ACOG Pushes for Routine Prenatal HIV Screening.
SAN FRANCISCO -- The American College of Obstetricians and Gynecologists is attempting to make it easier for physicians to fold HIV screening into the standard battery of tests for pregnant women--regardless of the individual's apparent risk for the disease.
In turn, experts at the college are hoping that such action will influence national policies on HIV resting in pregnancy.
The primary tools in a packet of materials recently mailed to ACOG's 40,000 members are tear sheets in English and Spanish. Each patient handout briefly describes standard tests for pregnant women--including hepatitis B, rubella, blood type, Rh factor, and syphilis--and devotes three-quarters of the text to information regarding HIV.
Physicians may use these handouts in lieu of more extensive counseling. In addition, such a "routine testing with notification" policy means that physicians aren't obligated to get the patient's explicit consent. Rather, the patient just needs to be informed that this is one of many tests that will be done unless she refuses
It seems easy, but laws or regulations in a majority of states still require more in-depth counseling and informed consent prior to HIV testing, ACOG leaders acknowledged in interviews.
Specifically, 12 states require voluntary testing of pregnant women with informed consent, 5 states require HIV testing of pregnant women unless the woman refuses, and 43 have informed consent and/or pretest counseling laws that are applicable to pregnant women.
An unspoken goal of the campaign is to spur the national government into using its leverage--such as allocation of Ryan White Care Act funds--to loosen state requirements around prenatal HIV testing.
Also in the packet: educational brochures and a poster of a group of women with the caption: "Which woman should get an HIV test? All of them."
A new ACOG committee opinion recommends that physicians counsel any pregnant woman with a high HIV viral load (more than 1,000 copies/mL) about the risks and benefits of cesarean delivery before the onset of labor and the rupture of membranes. Scheduled C-sections lower the likelihood of vertical transmission but carry increased risks for HIV infected mothers.
The Institute of Medicine first advocated a national policy of routine perinatal HIV testing in 1998. In a report, the IOM advised that patients be tested unless they refused. ACOG, the American Academy of Pediatrics, and the American Academy of Family Physicians backed the IOM recommendations in 1999 statements.
The current ACOG drive takes the issue to another level.
The earlier, more stringent policies regarding counseling and patient approval before HIV testing were enacted when the stigma and discrimination associated with HIV were a greater problem than today, said Dr. Stanley Zinberg, vice president of ACOG's practice activities division. The IOM experts found that the burden of counseling kept many physicians from incorporating prenatal HIV testing into their practices.
The new ACOG tear sheet approach suggests that extensive counseling isn't necessary because it doesn't necessarily improve the quality of care. And if physicians end up avoiding HIV resting altogether because they can't do the required counseling, it may even hinder good care.
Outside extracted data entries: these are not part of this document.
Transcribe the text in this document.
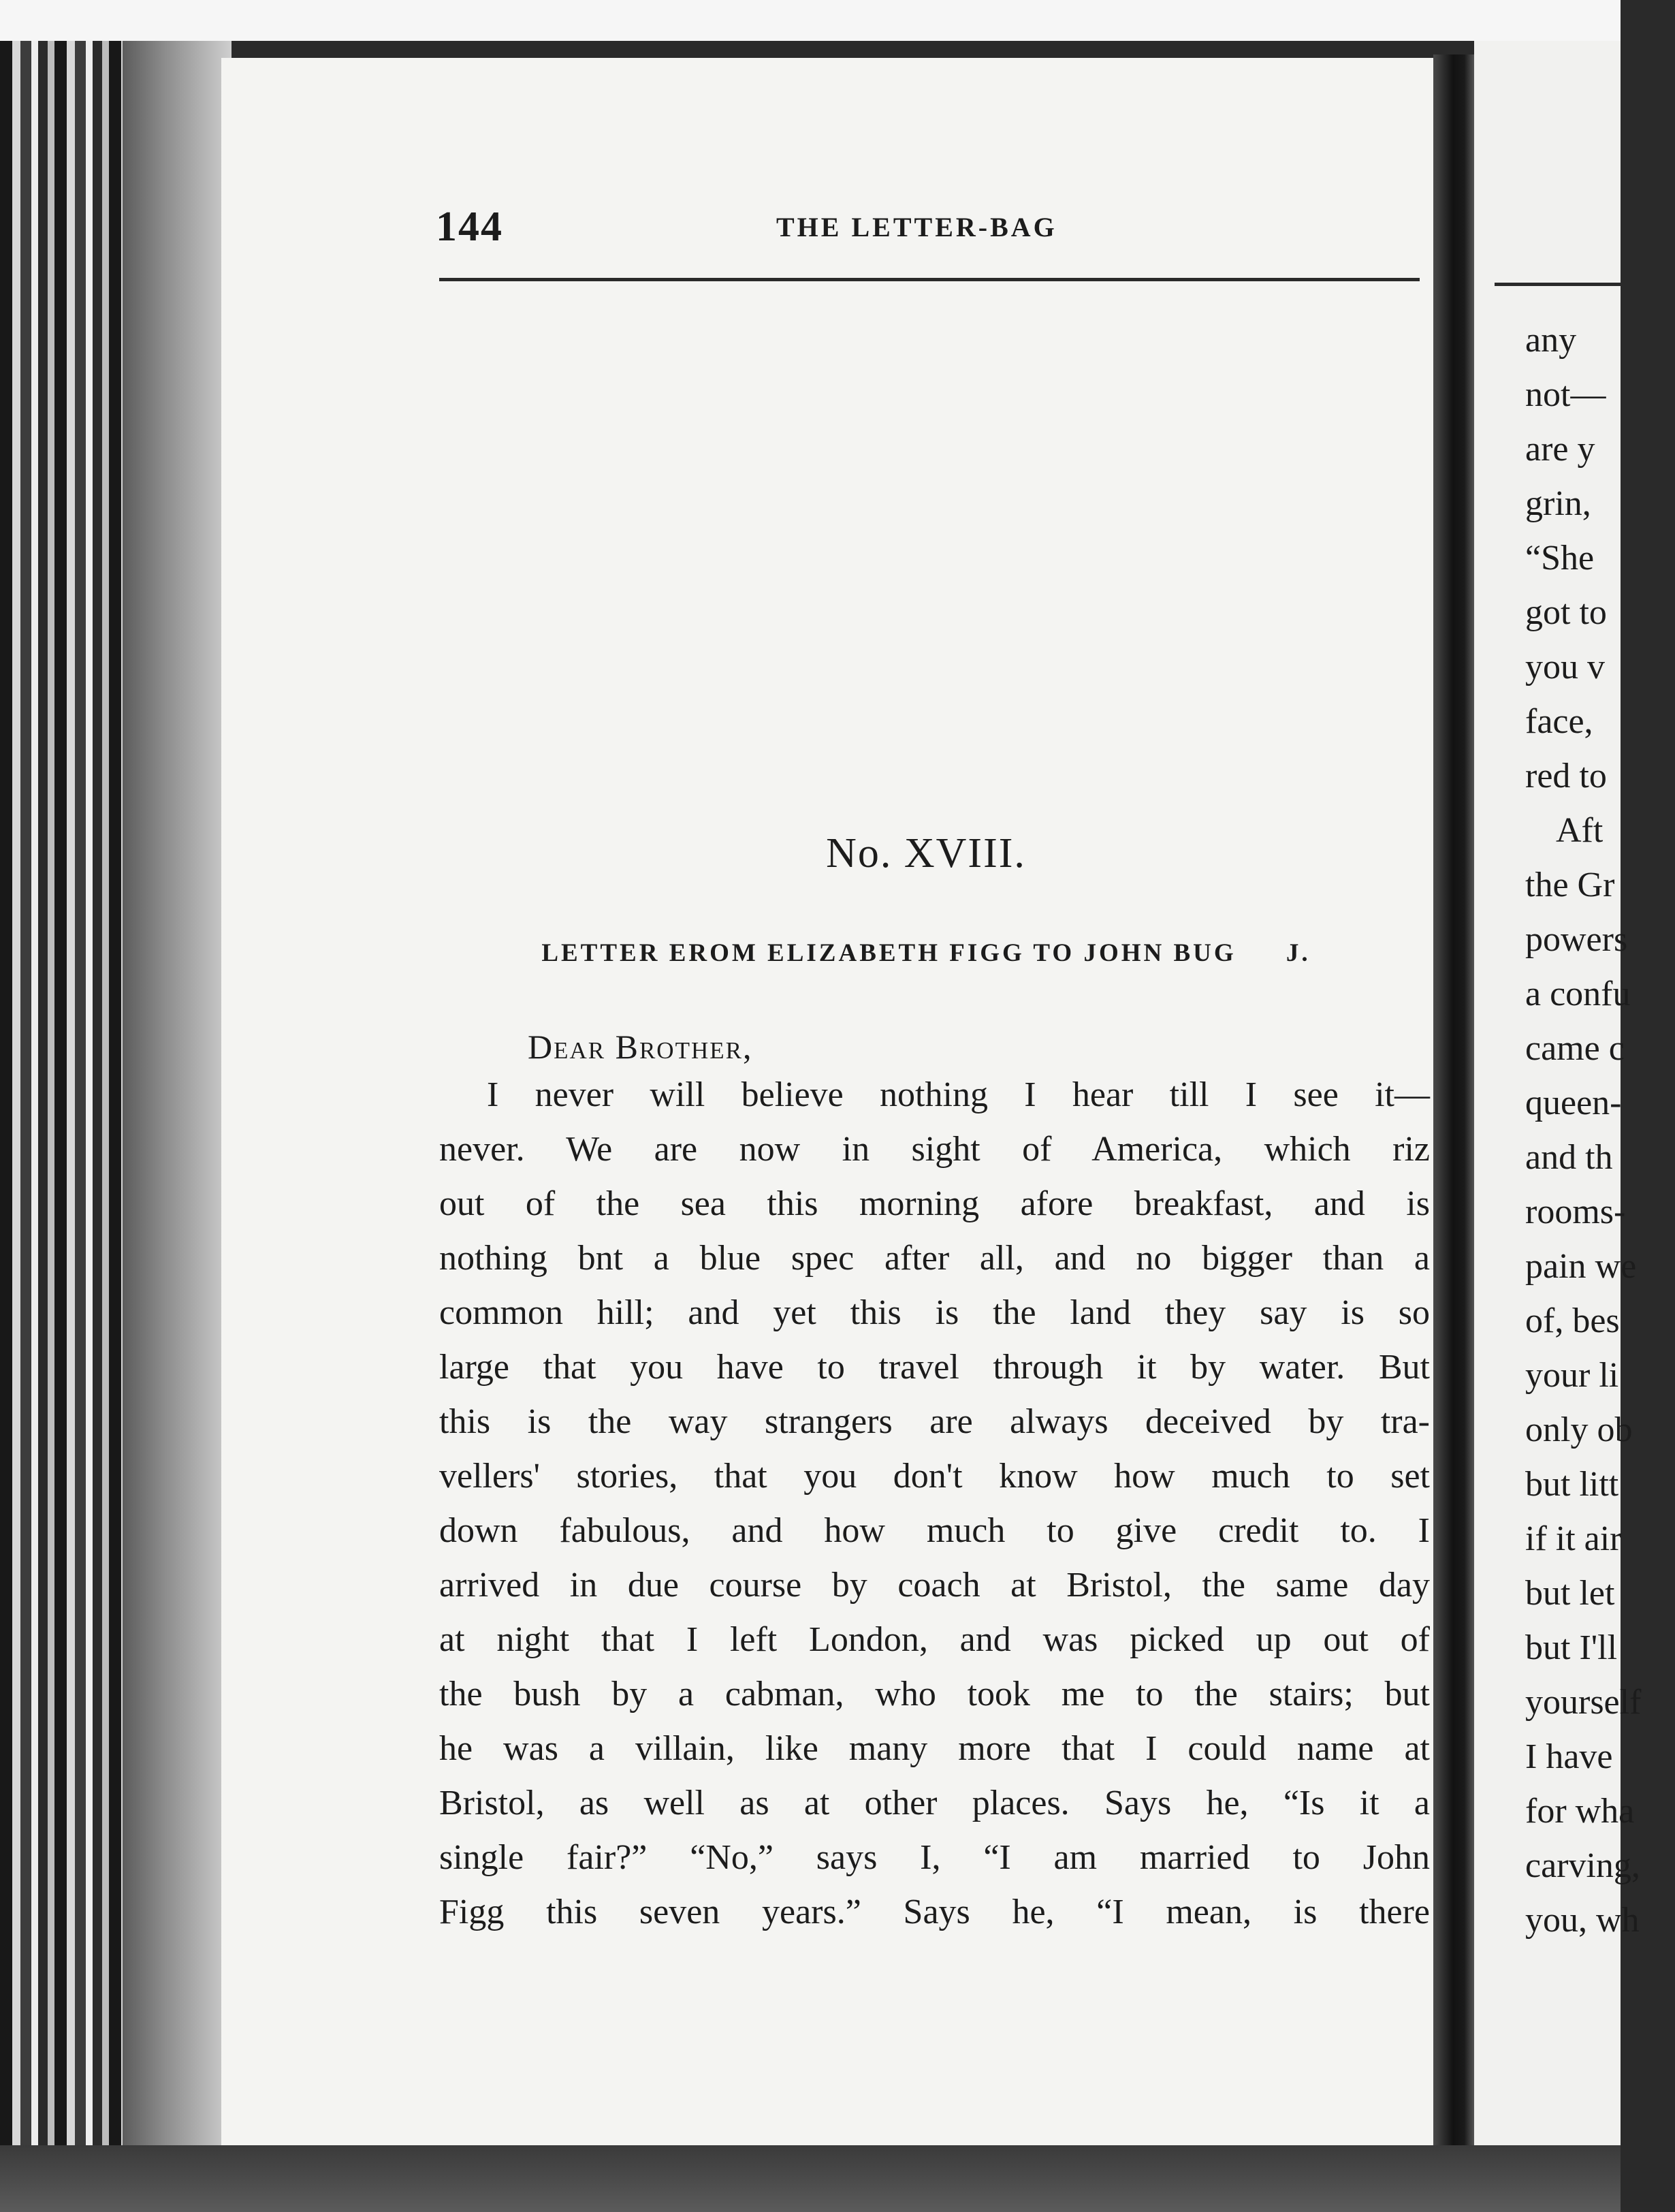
144	THE LETTER-BAG
No. XVIII.
LETTER EROM ELIZABETH FIGG TO JOHN BUG J.
Dear Brother,
I never will believe nothing I hear till I see it—
never. We are now in sight of America, which riz
out of the sea this morning afore breakfast, and is
nothing bnt a blue spec after all, and no bigger than a
common hill; and yet this is the land they say is so
large that you have to travel through it by water. But
this is the way strangers are always deceived by tra-
vellers' stories, that you don't know how much to set
down fabulous, and how much to give credit to. I
arrived in due course by coach at Bristol, the same day
at night that I left London, and was picked up out of
the bush by a cabman, who took me to the stairs; but
he was a villain, like many more that I could name at
Bristol, as well as at other places. Says he, “Is it a
single fair?” “No,” says I, “I am married to John
Figg this seven years.” Says he, “I mean, is there
any
not—
are y
grin,
“She
got to
you v
face,
red to
Aft
the Gr
powers
a confu
came c
queen-
and th
rooms-
pain we
of, bes
your li
only ob
but litt
if it air
but let
but I'll
yourself
I have
for wha
carving,
you, wh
Previous policies also tended to focus on "high-risk" patients, missing many HIV infections. An estimated 91% of children with AIDS are born to mothers infected with or at risk for HIV; one-third of these mothers do not report a risk for HIV, the ACOG leaders noted.
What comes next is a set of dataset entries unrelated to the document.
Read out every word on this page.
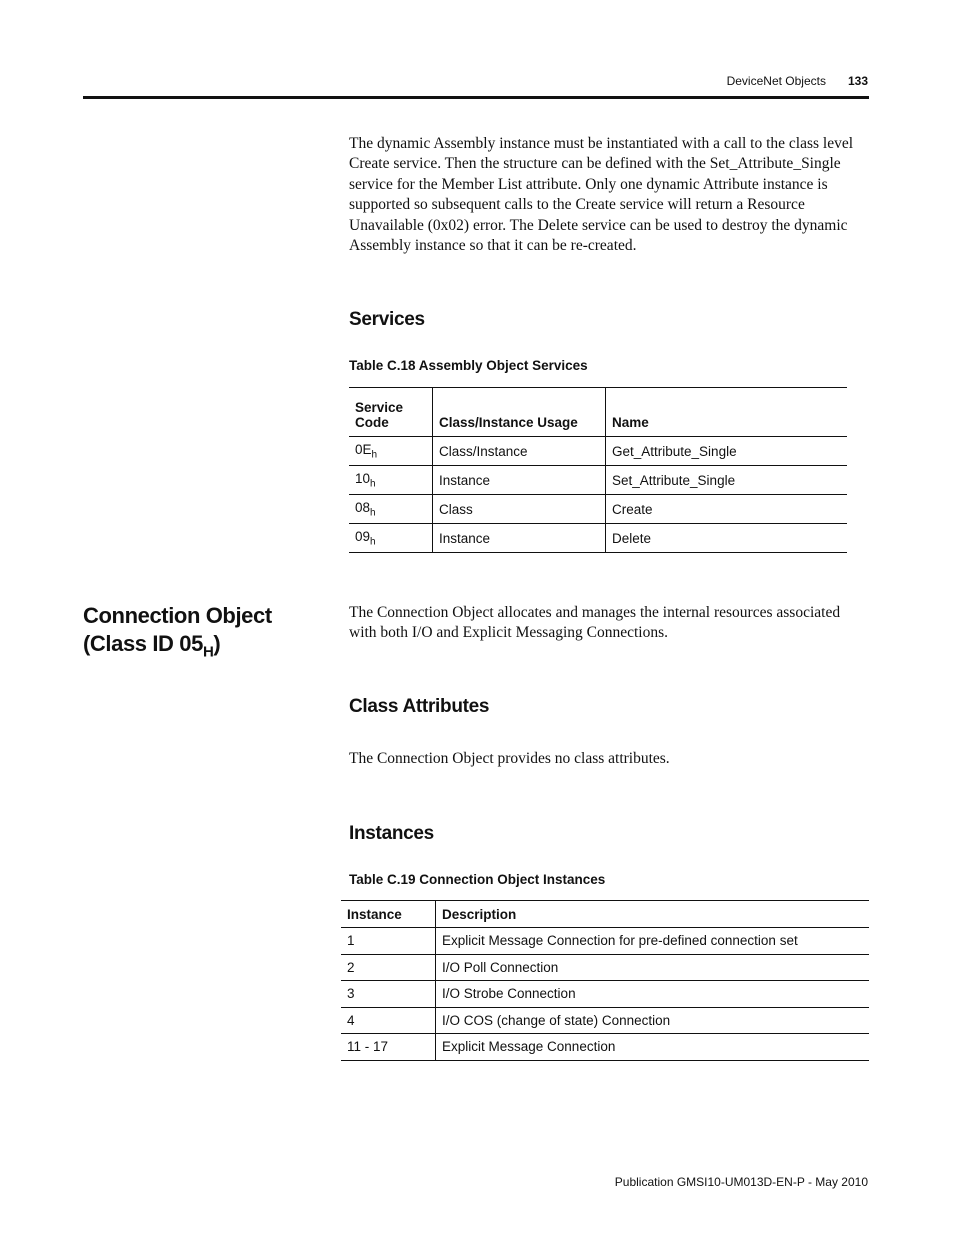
DeviceNet Objects 133

The dynamic Assembly instance must be instantiated with a call to the class level Create service. Then the structure can be defined with the Set_Attribute_Single service for the Member List attribute. Only one dynamic Attribute instance is supported so subsequent calls to the Create service will return a Resource Unavailable (0x02) error. The Delete service can be used to destroy the dynamic Assembly instance so that it can be re-created.

Services

Table C.18 Assembly Object Services

Service Code	Class/Instance Usage	Name
$0E_h$	Class/Instance	Get_Attribute_Single
$10_h$	Instance	Set_Attribute_Single
$08_h$	Class	Create
$09_h$	Instance	Delete
Connection Object
(Class ID $05_H$)

The Connection Object allocates and manages the internal resources associated with both I/O and Explicit Messaging Connections.

Class Attributes

The Connection Object provides no class attributes.

Instances

Table C.19 Connection Object Instances

Instance	Description
1	Explicit Message Connection for pre-defined connection set
2	I/O Poll Connection
3	I/O Strobe Connection
4	I/O COS (change of state) Connection
11 - 17	Explicit Message Connection
Publication GMSI10-UM013D-EN-P - May 2010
Advances in treatment and in the prevention of vertical transmission make it more advantageous for pregnant women to learn their HIV status as early as possible, Dr. Zinberg added.
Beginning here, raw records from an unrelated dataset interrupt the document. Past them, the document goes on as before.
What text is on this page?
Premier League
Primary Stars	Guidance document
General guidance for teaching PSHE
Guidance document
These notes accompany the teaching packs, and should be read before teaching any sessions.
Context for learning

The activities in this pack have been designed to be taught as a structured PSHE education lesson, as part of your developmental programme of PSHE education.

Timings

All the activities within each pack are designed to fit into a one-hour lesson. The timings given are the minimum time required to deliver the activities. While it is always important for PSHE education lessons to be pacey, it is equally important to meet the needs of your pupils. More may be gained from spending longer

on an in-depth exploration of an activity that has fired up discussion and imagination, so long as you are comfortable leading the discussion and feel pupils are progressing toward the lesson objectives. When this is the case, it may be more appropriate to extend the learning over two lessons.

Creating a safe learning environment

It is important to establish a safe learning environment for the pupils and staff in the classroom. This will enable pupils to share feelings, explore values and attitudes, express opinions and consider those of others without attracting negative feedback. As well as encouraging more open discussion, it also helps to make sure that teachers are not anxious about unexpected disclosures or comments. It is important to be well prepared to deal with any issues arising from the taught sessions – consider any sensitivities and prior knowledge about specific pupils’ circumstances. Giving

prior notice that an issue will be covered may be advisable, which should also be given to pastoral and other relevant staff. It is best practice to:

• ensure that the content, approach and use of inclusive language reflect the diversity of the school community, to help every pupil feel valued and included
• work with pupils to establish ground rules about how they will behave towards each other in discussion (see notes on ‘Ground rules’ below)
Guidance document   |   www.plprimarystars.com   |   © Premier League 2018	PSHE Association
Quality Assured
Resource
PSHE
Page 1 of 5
The rate of new pediatric AIDS cases has plunged 43% since the discovery in the early 1990s that maternal treatment with zidovudine lowers the risk of vertical transmission of HIV infection from 25% to 8% overall.
Antiretroviral therapy alone cuts the risk of vertical transmission to 2% in women with low viral loads ([less than] 1,000 copies/mL), a rate that does not improve with cesarean delivery Women with higher viral loads can achieve the same 2% risk of vertical transmission if they receive antiretroviral therapy and deliver by C-section, according to the ACOG committee opinion.
The college advises delivery at 38 weeks' gestation for women with HIV infection to avoid the onset of labor or rupture of membranes before delivery, factors that increase the risk of neonatal infection.
Prophylactic antibiotics should be considered because women with HIV have higher morbidity rates associated with C-sections, the statement said. Amniocentesis to determine fetal lung maturity is discouraged.
ACOG sent packets to leaders of the AAFP and to organizations of nurse-midwives, but funding did not allow mailings to all family physicians and midwives, Dr. Zinberg said.
Obstetricians deliver approximately 85% of U.S. babies, family physicians deliver about 13%, and midwives deliver 2% of newborns, he said.